The ability to design elegant and economical synthesis routes is a major factor in the eventual viability and commercial success of a drug. In modern drug synthesis, an equally important target is to make only one hand of the mirror-image pair of molecules through asymmetric synthesis since in many cases one hand can be life-saving and the opposite hand can be fatal.
Halogenation reaction, a well-developed and key organic transformation, plays a crucial role in pharmaceutical industry. However, the asymmetric variant of halogenation remains uncommon due to some inherent difficulties and it challenged chemists over the past 50 years.
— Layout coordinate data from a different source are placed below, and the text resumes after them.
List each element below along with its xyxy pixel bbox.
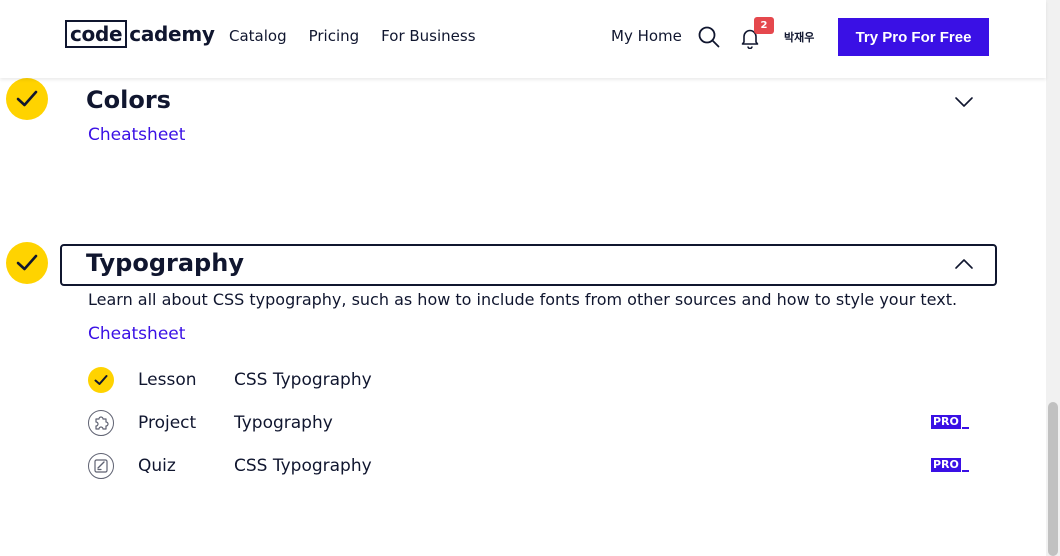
- module-title-colors[interactable]: Colors: [86, 86, 171, 114]
- project-item[interactable]: Project Typography PRO: [88, 410, 978, 438]
- lesson-item[interactable]: Lesson CSS Typography: [88, 367, 978, 395]
- completed-check-icon: [88, 367, 114, 393]
- search-icon[interactable]: [698, 26, 720, 48]
- item-name: Typography: [234, 413, 333, 433]
- item-name: CSS Typography: [234, 456, 372, 476]
- codecademy-logo[interactable]: code cademy: [65, 20, 215, 48]
- logo-boxed-text: code: [65, 20, 128, 48]
- quiz-icon: [88, 453, 114, 479]
- item-type: Quiz: [138, 456, 176, 476]
- nav-pricing[interactable]: Pricing: [309, 27, 360, 45]
- item-name: CSS Typography: [234, 370, 372, 390]
- nav-for-business[interactable]: For Business: [381, 27, 475, 45]
- colors-cheatsheet-link[interactable]: Cheatsheet: [88, 125, 185, 145]
- chevron-up-icon[interactable]: [954, 258, 974, 270]
- logo-text: cademy: [129, 22, 215, 46]
- pro-badge: PRO: [931, 458, 961, 472]
- item-type: Project: [138, 413, 197, 433]
- quiz-item[interactable]: Quiz CSS Typography PRO: [88, 453, 978, 481]
- pro-badge-underline: [962, 427, 969, 429]
- pro-badge-underline: [962, 470, 969, 472]
- main-nav: Catalog Pricing For Business: [229, 27, 498, 45]
- module-description: Learn all about CSS typography, such as …: [88, 290, 958, 309]
- item-type: Lesson: [138, 370, 197, 390]
- notification-count-badge: 2: [754, 17, 774, 34]
- module-title-typography[interactable]: Typography: [86, 249, 244, 277]
- puzzle-icon: [88, 410, 114, 436]
- typography-completed-check-icon: [6, 242, 48, 284]
- pro-badge: PRO: [931, 415, 961, 429]
- try-pro-button[interactable]: Try Pro For Free: [838, 18, 989, 56]
- colors-completed-check-icon: [6, 78, 48, 120]
- top-nav-bar: code cademy Catalog Pricing For Business …: [0, 0, 1046, 78]
- typography-cheatsheet-link[interactable]: Cheatsheet: [88, 324, 185, 344]
- user-menu[interactable]: 박재우: [784, 29, 814, 45]
- nav-my-home[interactable]: My Home: [611, 27, 682, 45]
- chevron-down-icon[interactable]: [954, 96, 974, 108]
- nav-catalog[interactable]: Catalog: [229, 27, 287, 45]
- scrollbar-thumb[interactable]: [1048, 402, 1058, 556]
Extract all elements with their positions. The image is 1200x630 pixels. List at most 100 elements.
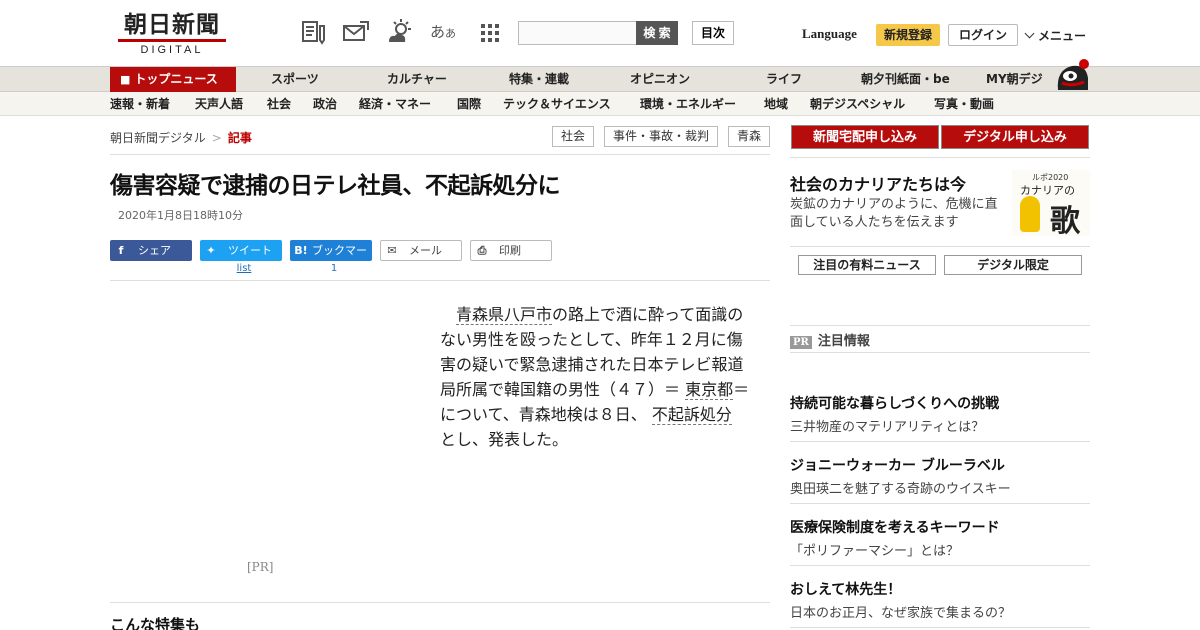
canary-feature-image[interactable]: ルポ2020 カナリアの 歌 [1012,170,1090,239]
nav-item-my-asadigi[interactable]: MY朝デジ [986,67,1043,91]
subnav-item-tenseijingo[interactable]: 天声人語 [195,92,243,116]
site-header: 朝日新聞 DIGITAL ああ 検 索 目次 Language 新規登録 ログイ… [0,0,1200,66]
divider [110,602,770,603]
subnav-item-environment[interactable]: 環境・エネルギー [640,92,736,116]
divider [110,154,770,155]
toc-button[interactable]: 目次 [692,21,734,45]
search-button[interactable]: 検 索 [636,21,678,45]
logo-sub: DIGITAL [140,44,204,56]
logo-kanji: 朝日新聞 [124,11,220,38]
ad-title[interactable]: おしえて林先生！ [790,579,901,599]
divider [790,325,1090,326]
tag-incident[interactable]: 事件・事故・裁判 [604,126,718,147]
nav-item-opinion[interactable]: オピニオン [630,67,690,91]
article-date: 2020年1月8日18時10分 [118,209,243,222]
language-link[interactable]: Language [802,26,857,42]
register-button[interactable]: 新規登録 [876,24,940,46]
nav-item-sports[interactable]: スポーツ [271,67,319,91]
subscribe-digital-button[interactable]: デジタル申し込み [941,125,1089,149]
tab-digital-only[interactable]: デジタル限定 [944,255,1082,275]
logo[interactable]: 朝日新聞 DIGITAL [112,12,232,56]
body-text: とし、発表した。 [440,430,569,449]
mascot-icon[interactable] [1054,56,1092,92]
login-button[interactable]: ログイン [948,24,1018,46]
twitter-share-label: ツイート [228,244,272,257]
main-nav: ■ トップニュース スポーツ カルチャー 特集・連載 オピニオン ライフ 朝夕刊紙… [0,66,1200,92]
home-icon: ■ [120,73,131,86]
search-input[interactable] [518,21,638,45]
keyword-link[interactable]: 青森県八戸市 [456,305,553,325]
ad-title[interactable]: ジョニーウォーカー ブルーラベル [790,455,1005,475]
pr-label: [PR] [247,560,274,574]
mail-icon[interactable] [342,18,370,46]
print-icon: ⎙ [477,244,487,257]
breadcrumb-separator: > [211,131,222,145]
article-title: 傷害容疑で逮捕の日テレ社員、不起訴処分に [110,173,561,199]
hatena-count-link[interactable]: 1 [293,263,375,274]
facebook-share-button[interactable]: f シェア [110,240,192,261]
facebook-icon: f [118,244,124,257]
hatena-bookmark-button[interactable]: B! ブックマーク [290,240,372,278]
subnav-item-tech[interactable]: テック＆サイエンス [503,92,611,116]
ad-title[interactable]: 持続可能な暮らしづくりへの挑戦 [790,393,999,413]
subnav-item-region[interactable]: 地域 [764,92,788,116]
divider [790,565,1090,566]
tag-society[interactable]: 社会 [552,126,594,147]
article-body: 青森県八戸市の路上で酒に酔って面識のない男性を殴ったとして、昨年１２月に傷害の疑… [440,302,750,452]
menu-label: メニュー [1038,29,1087,43]
subnav-item-special[interactable]: 朝デジスペシャル [810,92,905,116]
canary-img-big: 歌 [1050,204,1080,239]
ad-title[interactable]: 医療保険制度を考えるキーワード [790,517,1000,537]
twitter-count-link[interactable]: list [203,263,285,274]
divider [790,441,1090,442]
divider [790,627,1090,628]
twitter-share-button[interactable]: ✦ ツイート [200,240,282,261]
subnav-item-society[interactable]: 社会 [267,92,291,116]
keyword-link[interactable]: 不起訴処分 [651,405,732,425]
ad-sub[interactable]: 日本のお正月、なぜ家族で集まるの？ [790,602,1011,621]
ad-sub[interactable]: 三井物産のマテリアリティとは？ [790,416,984,435]
nav-item-culture[interactable]: カルチャー [387,67,447,91]
ad-sub[interactable]: 「ポリファーマシー」とは？ [790,540,959,559]
ad-sub[interactable]: 奥田瑛二を魅了する奇跡のウイスキー [790,478,1011,497]
hatena-icon: B! [294,244,308,257]
divider [790,157,1090,158]
pr-badge: PR [790,336,812,349]
tag-aomori[interactable]: 青森 [728,126,770,147]
divider [110,280,770,281]
subnav-item-photo[interactable]: 写真・動画 [934,92,994,116]
sub-nav: 速報・新着 天声人語 社会 政治 経済・マネー 国際 テック＆サイエンス 環境・… [0,92,1200,116]
nav-top-label: トップニュース [134,72,218,86]
menu-button[interactable]: メニュー [1024,27,1087,44]
subnav-item-international[interactable]: 国際 [457,92,481,116]
nav-item-life[interactable]: ライフ [766,67,802,91]
subnav-item-politics[interactable]: 政治 [313,92,337,116]
grid-menu-icon[interactable] [476,18,504,46]
mail-share-button[interactable]: ✉ メール [380,240,462,261]
print-button[interactable]: ⎙ 印刷 [470,240,552,261]
nav-top-news[interactable]: ■ トップニュース [110,67,236,92]
breadcrumb-home[interactable]: 朝日新聞デジタル [110,131,206,145]
font-size-icon[interactable]: ああ [430,18,458,46]
subscribe-paper-button[interactable]: 新聞宅配申し込み [791,125,939,149]
subnav-item-breaking[interactable]: 速報・新着 [110,92,170,116]
canary-feature-desc: 炭鉱のカナリアのように、危機に直面している人たちを伝えます [790,197,998,230]
divider [790,246,1090,247]
pr-heading-label: 注目情報 [817,334,870,349]
canary-feature-title[interactable]: 社会のカナリアたちは今 [790,171,966,195]
pr-heading: PR 注目情報 [790,330,870,349]
nav-item-features[interactable]: 特集・連載 [509,67,569,91]
logo-underline [118,39,226,42]
breadcrumb-current: 記事 [227,131,252,145]
canary-bird-icon [1020,196,1040,232]
divider [790,503,1090,504]
keyword-link[interactable]: 東京都 [685,380,734,400]
tab-paid-news[interactable]: 注目の有料ニュース [798,255,936,275]
facebook-share-label: シェア [138,244,171,257]
nav-item-paper[interactable]: 朝夕刊紙面・be [861,67,950,91]
chevron-down-icon [1024,28,1035,39]
newspaper-pen-icon[interactable] [300,18,328,46]
weather-icon[interactable] [386,18,414,46]
subnav-item-economy[interactable]: 経済・マネー [359,92,431,116]
print-label: 印刷 [499,244,521,257]
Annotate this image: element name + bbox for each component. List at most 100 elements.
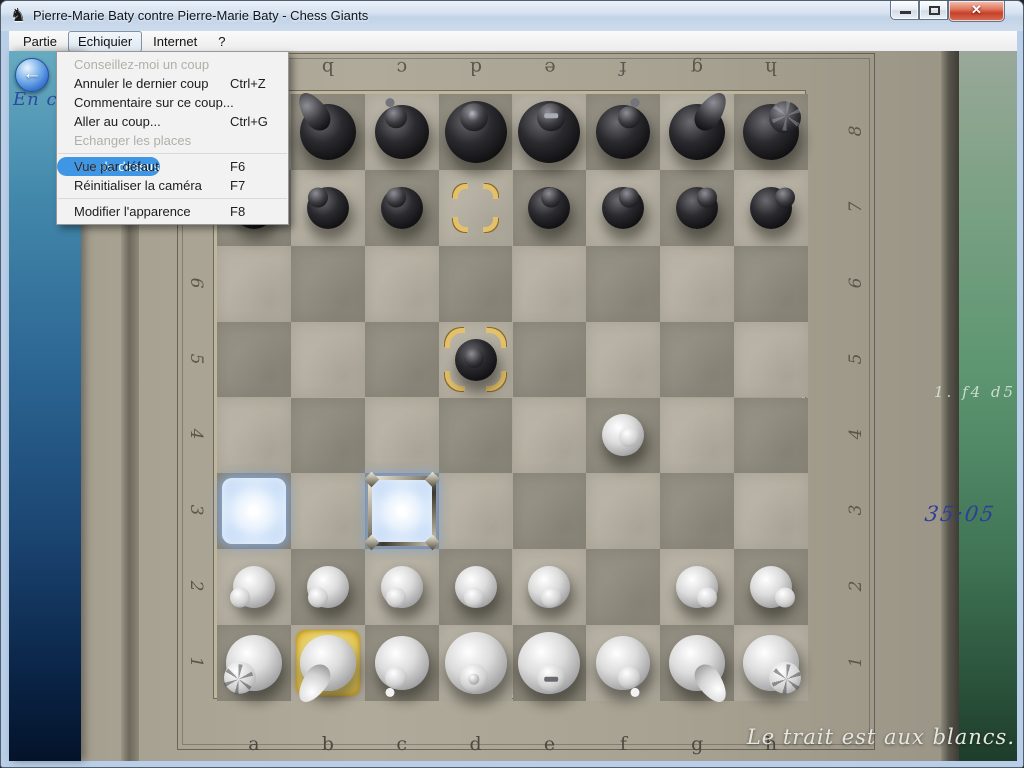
piece-black-pawn-h7[interactable] (750, 187, 792, 229)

Nonetheless, Prof YEUNG Ying Yeung and his team envisioned that the successful development of novel the bromination (an important class of halogenation) reaction would allow us to obtain a powerful tool in the synthesis of various heterocyclic compounds. Recently, Yeung’s team devised a sulfide base-catalyzed enantioselective bromination protocol. A unique sulfide basic catalyst is used in the enantioselective bromination to mediate the asymmetric delivery of a bromine atom. The reaction can be applied in the synthesis of a range of chiral bromolactones, bromoethers, bromopyrrolidines, and bromopiperidines. These molecules are valuable building blocks for drug synthesis (see Figure).
More details on the application can be found here. http://www.emtechsingapore.com/index.php/innovators-under-35
The figure shows the sulfide base catalyzed asymmetric bromination in the synthesis of an advanced intermediate of the antifungal drug Posaconazole. [Image credit: YEUNG Ying Yeung]
Reference
Ke Z, Tan CK, Yeung YY. “Catalytic Asymmetric Bromoetherification and Desymmetrization of Olefinic 1,3-Diol with C2-Symmetric Sulfides.” Journal of the American Chemical Society. 136 (2014) 5627.